Welcome back, fuckers. Today is hump day, and it's been a crazy week thus far, the most notable recent event being the extremely severe food poisoning I've somehow acquired which has had me shitting water for the last two days. I feel fucking terrible. My bowels haven't been this empty in a very long time.


I deliberately left you all with a cliffhanger yesterday; what's sauce without a vessel to carry it to your pie-hole? We're gonna put that sauce to work in what has to be one of the most comforting dishes of all time: gnocchi, or, for the layman, potato pasta dumplings. The ultimate human experience.


My family DOES have a proprietary gnocchi recipe, but it's neither vegan nor gluten-free. Luckily, the internet has provided me with the knowledge I need to succeed. I asked the Google machine what it knew about making gnocchi without all the good stuff: my initial search yielded many different contenders, but the majority of them seemed suspect at best. The most reasonable formula of the bunch and the one we will be following today comes from a lovely site called Catching Seeds; click through at your own risk, as her blog is much nicer than this one. Today will be a take on her recipe, with a few slight modifications on my part.



These gnocchi don't require much, but they really do pack a wallop.



two potatoes

two cups of rice flour

one quarter of a cup of cornstarch

two tablespoons of olive oil

one teaspoon of salt



Get the spuds in some boiling water. You want them very soft, but not soggy. Mine were real nice and fat, so I soaked them in there for a good forty-five minutes over high heat.

Once they're both hot and ready, drain, rinse, and remove the skins. Get them both in a big bowl for the mashing of their lives.

There's something so soothing about destroying beautiful things. Once you've given them the business, squirt 'em with a little bit of olive oil. Sift your flour, cornstarch, and salt together and toss that on top.

Hachi machi, that's a pretty pizza pie. Stop staring. Fold until homogenous.

By this point you should definitely be kneading. The lack of gluten admittedly makes it difficult to roll the dough out properly like real gnocchi, but that wasn't enough to prevent me from moving forward, and it certainly shouldn't be enough to stop you, either.

Portion out teaspoon-sized gobs of the stuff and mold them into your desired shape. There are a lot of fancy ways to do this part, but I decided that I wasn't going to do any of them and chose instead to keep them plain and modest, forming them into little bars of soap with my palms. Just like mama used to make.

Once you've exhausted the ball of dough, you should be left with a sizable number of lumps. Get a large pot of water over a medium-high flame. Add a bit of salt and a drizzle of olive oil.

They're ready to take a bath; are you gonna be the one to give it to them?
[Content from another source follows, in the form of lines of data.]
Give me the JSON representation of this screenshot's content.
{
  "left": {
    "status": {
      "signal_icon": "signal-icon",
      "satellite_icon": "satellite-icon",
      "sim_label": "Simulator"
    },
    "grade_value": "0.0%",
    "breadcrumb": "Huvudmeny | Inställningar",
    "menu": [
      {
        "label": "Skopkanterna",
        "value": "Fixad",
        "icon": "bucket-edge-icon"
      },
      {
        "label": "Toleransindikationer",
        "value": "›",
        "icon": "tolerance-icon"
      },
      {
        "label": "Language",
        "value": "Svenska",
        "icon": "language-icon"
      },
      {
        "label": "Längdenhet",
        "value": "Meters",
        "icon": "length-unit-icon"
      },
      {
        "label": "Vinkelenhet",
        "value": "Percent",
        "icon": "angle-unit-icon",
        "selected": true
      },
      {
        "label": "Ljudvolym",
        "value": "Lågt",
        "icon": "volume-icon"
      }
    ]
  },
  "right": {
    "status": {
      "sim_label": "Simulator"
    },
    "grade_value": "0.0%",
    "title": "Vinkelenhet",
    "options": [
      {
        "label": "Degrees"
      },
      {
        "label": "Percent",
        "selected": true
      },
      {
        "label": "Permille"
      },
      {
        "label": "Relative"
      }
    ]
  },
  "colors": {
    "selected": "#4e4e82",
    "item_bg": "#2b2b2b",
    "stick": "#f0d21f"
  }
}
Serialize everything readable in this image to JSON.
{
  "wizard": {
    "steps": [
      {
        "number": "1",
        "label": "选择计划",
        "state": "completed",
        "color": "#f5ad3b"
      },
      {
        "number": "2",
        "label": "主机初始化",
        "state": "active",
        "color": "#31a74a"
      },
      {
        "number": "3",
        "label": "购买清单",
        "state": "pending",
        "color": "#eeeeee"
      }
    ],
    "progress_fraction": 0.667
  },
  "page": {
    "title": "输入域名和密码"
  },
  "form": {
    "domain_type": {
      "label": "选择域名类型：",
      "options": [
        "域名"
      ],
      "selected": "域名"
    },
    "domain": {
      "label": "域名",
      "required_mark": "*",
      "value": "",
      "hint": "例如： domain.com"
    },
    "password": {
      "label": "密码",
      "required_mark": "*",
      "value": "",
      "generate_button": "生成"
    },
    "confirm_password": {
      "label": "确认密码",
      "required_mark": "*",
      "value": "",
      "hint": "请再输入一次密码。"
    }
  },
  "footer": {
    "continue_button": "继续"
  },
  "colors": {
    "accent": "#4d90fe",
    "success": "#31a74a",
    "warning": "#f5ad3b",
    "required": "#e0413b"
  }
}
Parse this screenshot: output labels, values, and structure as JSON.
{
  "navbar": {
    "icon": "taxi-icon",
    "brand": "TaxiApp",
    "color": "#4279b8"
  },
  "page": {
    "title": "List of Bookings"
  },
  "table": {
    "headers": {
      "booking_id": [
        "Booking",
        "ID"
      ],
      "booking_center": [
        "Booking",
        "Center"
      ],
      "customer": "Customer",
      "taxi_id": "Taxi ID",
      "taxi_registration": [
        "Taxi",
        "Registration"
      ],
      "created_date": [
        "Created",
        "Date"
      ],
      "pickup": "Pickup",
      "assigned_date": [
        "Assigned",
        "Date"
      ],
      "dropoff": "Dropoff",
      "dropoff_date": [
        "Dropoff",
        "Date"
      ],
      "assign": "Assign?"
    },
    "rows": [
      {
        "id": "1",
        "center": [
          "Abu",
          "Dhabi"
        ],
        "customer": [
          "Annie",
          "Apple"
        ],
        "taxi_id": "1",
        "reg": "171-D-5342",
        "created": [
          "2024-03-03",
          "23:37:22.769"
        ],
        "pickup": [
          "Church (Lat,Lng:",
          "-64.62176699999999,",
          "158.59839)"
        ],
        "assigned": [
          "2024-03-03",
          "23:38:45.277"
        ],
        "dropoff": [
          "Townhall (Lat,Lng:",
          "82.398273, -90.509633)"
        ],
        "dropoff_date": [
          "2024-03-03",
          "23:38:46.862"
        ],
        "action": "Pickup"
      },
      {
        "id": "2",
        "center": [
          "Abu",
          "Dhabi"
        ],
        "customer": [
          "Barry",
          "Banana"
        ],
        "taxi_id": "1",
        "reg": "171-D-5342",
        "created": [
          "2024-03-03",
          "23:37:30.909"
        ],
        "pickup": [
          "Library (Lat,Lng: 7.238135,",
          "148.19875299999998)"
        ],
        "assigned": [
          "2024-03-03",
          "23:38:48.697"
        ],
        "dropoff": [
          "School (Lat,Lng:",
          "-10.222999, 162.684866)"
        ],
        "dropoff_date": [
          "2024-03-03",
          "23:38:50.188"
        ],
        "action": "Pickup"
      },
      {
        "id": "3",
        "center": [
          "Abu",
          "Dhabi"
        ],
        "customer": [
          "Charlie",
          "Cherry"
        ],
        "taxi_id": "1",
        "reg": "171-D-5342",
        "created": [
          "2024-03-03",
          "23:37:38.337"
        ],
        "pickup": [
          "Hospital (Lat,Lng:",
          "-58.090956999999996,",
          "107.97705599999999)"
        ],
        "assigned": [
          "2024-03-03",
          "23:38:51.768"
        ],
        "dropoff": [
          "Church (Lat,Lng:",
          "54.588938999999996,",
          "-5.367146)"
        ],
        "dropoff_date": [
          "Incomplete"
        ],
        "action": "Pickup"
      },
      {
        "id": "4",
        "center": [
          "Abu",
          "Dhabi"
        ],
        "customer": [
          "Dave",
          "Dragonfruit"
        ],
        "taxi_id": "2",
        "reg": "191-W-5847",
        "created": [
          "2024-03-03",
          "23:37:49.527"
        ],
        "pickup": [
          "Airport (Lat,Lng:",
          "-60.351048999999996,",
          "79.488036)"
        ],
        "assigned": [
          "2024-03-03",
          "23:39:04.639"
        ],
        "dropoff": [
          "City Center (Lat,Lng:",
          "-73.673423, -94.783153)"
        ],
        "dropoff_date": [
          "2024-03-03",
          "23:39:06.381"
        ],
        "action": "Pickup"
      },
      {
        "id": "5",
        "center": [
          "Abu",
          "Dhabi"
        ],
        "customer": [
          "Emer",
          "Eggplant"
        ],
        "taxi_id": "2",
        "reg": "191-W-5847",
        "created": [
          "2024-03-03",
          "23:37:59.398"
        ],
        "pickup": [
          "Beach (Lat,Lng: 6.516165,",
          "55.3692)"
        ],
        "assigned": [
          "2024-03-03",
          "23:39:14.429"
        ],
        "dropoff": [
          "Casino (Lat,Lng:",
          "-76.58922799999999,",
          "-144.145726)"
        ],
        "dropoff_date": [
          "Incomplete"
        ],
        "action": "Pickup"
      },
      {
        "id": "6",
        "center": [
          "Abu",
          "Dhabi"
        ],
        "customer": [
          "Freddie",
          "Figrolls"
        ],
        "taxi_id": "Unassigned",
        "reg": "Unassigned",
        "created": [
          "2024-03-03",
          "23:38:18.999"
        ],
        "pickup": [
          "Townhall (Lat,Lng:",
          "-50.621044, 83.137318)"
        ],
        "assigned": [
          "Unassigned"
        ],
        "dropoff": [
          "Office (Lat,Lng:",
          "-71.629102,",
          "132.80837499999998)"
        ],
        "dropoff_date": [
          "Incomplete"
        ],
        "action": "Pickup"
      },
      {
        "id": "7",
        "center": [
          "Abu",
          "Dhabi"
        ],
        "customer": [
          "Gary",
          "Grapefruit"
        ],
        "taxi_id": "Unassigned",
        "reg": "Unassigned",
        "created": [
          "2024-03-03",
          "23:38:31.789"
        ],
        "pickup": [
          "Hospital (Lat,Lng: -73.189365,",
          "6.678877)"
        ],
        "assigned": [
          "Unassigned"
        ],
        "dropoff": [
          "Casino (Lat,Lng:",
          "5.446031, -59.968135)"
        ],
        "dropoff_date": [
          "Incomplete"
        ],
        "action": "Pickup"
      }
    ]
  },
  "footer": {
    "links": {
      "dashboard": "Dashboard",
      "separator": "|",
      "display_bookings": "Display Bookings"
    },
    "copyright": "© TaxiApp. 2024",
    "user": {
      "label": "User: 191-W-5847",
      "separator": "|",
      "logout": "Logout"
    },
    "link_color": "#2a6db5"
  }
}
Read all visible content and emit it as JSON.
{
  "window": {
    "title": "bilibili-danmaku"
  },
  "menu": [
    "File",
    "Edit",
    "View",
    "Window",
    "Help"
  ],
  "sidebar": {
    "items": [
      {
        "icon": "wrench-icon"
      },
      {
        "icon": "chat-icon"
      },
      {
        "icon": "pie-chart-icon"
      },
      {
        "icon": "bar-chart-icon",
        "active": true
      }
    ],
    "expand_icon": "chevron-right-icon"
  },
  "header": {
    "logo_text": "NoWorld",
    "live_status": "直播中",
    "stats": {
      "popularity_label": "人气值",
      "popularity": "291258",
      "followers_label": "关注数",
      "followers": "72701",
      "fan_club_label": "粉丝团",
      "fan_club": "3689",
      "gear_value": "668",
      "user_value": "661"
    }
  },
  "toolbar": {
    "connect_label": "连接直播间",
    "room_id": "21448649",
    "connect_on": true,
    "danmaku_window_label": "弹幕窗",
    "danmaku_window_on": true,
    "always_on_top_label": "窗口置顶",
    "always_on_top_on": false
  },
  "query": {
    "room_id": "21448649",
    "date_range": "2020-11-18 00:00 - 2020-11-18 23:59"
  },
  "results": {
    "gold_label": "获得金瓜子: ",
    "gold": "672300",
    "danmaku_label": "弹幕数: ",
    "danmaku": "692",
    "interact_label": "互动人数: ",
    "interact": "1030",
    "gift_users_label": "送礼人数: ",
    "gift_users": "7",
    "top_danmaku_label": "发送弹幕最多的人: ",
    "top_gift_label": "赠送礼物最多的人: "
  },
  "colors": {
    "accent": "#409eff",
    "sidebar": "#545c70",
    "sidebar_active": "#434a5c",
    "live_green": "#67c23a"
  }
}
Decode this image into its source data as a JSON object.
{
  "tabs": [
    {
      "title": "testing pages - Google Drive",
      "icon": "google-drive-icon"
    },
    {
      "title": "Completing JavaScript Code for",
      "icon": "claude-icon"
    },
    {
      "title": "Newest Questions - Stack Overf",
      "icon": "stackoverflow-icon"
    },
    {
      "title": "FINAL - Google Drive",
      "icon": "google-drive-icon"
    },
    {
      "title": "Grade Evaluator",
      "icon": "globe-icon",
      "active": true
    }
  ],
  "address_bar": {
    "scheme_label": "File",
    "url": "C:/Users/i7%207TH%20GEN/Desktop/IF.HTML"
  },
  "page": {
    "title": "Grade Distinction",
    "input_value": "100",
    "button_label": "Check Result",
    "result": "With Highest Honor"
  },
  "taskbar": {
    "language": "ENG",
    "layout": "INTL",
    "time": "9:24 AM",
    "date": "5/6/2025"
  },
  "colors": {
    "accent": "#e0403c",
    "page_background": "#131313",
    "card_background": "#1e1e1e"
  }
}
These things don't take long to cook, maybe two or three minutes at the very most. Get another pan hot and start heating up a bit of your sauce.

It feels silly scraping around an empty pan. You just want to keep it busy until the gnocchi are done.

When they're all floating at the top like this, they're ready to come out of the pool. Toss them into the sauce along with a tablespoon or two of the water they cooked in to help everything get all sticky and gooey.

Nice. That actually turned out better than expected, I was worried the sauce would have trouble clinging to the gnocchi without the customary fork divots I made no attempt to impress upon them.

I kept things simple here, but I fully believe that with a little bit of TLC this dish has the potential to get you laid. Top with nooch and mangia.